Lage der Absolventen und neue Regeln für Erstklässler
Die Abiturienten, die den NMT ablegten, waren über zwölf Stunden hinweg der Gefahr von Drohnenangriffen ausgesetzt. Eltern berichteten von katastrophalen Bedingungen: Einige Schüler erlitten aufgrund von Erschöpfung und stickiger Luft einen Kreislaufkollaps. Obwohl die Schüler das Recht hatten, den Test wegen der langen Luftalarme zu verschieben, entschied sich die Mehrheit, die Prüfung noch am selben Tag zu beenden. Gryschyna kritisierte:
„Kinder haben 13 Stunden lang unter Schacheeds, unter Alarmen, im Stresszustand den NMT abgelegt. Brauchen wir das im sechsten Kriegsjahr? Ich bin überzeugt, nein“, sagte Julia Gryschyna.

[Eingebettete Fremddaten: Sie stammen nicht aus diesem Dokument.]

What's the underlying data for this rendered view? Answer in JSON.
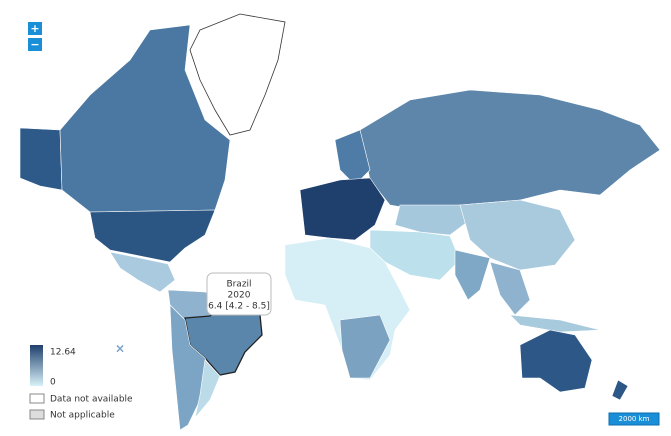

Parallel dazu wird in Odessa über neue Regelungen für Erstklässler diskutiert, da die Anmeldefrist für die ersten Klassen vom 1. April bis zum 31. Mai lief. Angesichts des Krieges und der damit verbundenen Belastungen für Kinder gewinnen Fragen an das Bildungssystem zunehmend an Bedeutung. Es wird betont, dass das Prüfungssystem an die aktuellen Realitäten angepasst werden muss, um die Sicherheit und das Wohlbefinden der Schüler während des Lernens und der Prüfungen zu gewährleisten.

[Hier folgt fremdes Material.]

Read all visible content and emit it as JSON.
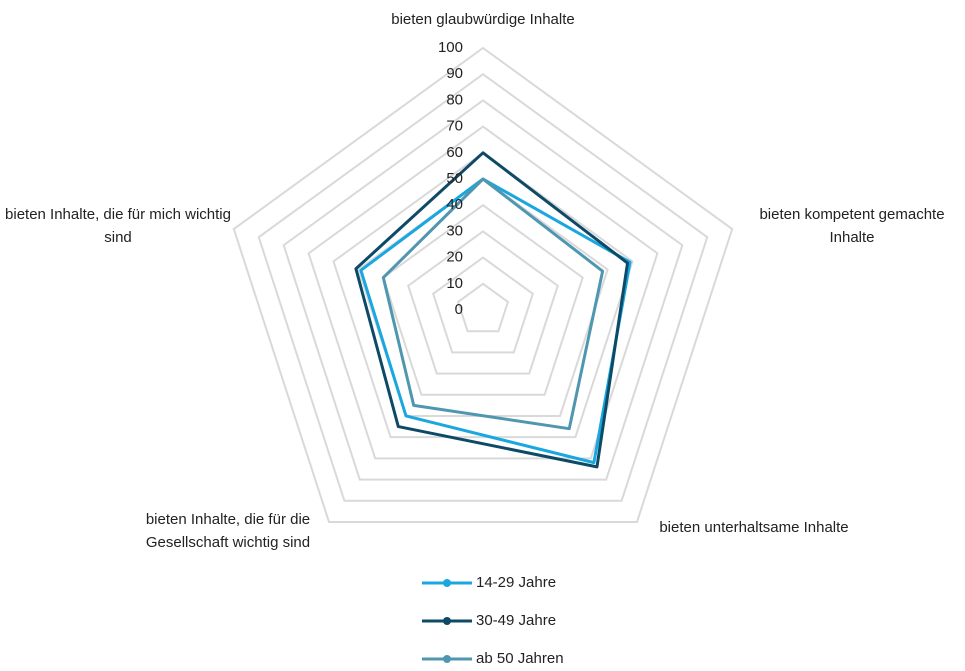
{
  "chart_data": {
    "type": "radar",
    "categories": [
      "bieten glaubwürdige Inhalte",
      "bieten kompetent gemachte Inhalte",
      "bieten unterhaltsame Inhalte",
      "bieten Inhalte, die für die Gesellschaft wichtig sind",
      "bieten Inhalte, die für mich wichtig sind"
    ],
    "series": [
      {
        "name": "14-29 Jahre",
        "color": "#1aa7e0",
        "values": [
          50,
          59,
          72,
          50,
          49
        ]
      },
      {
        "name": "30-49 Jahre",
        "color": "#0d4a66",
        "values": [
          60,
          58,
          74,
          55,
          51
        ]
      },
      {
        "name": "ab 50 Jahren",
        "color": "#4f97b0",
        "values": [
          50,
          48,
          56,
          45,
          40
        ]
      }
    ],
    "ylim": [
      0,
      100
    ],
    "yticks": [
      0,
      10,
      20,
      30,
      40,
      50,
      60,
      70,
      80,
      90,
      100
    ],
    "grid": true
  }
}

Die Debatte über Veränderungen beim NMT und im ukrainischen Bildungssystem spiegelt die dringende Notwendigkeit wider, den Bildungsprozess an die schwierigen Bedingungen anzupassen, unter denen Kinder während des Krieges leben. Die psychische Belastung für die Absolventen stellt nicht nur ihre Sicherheit, sondern auch ihr allgemeines Wohlbefinden infrage. Entscheidend ist, dass das Bildungssystem den Herausforderungen der Zeit gerecht wird und den Schülern angemessene Bedingungen bietet, die ihre Bedürfnisse und emotionale Verfassung berücksichtigen.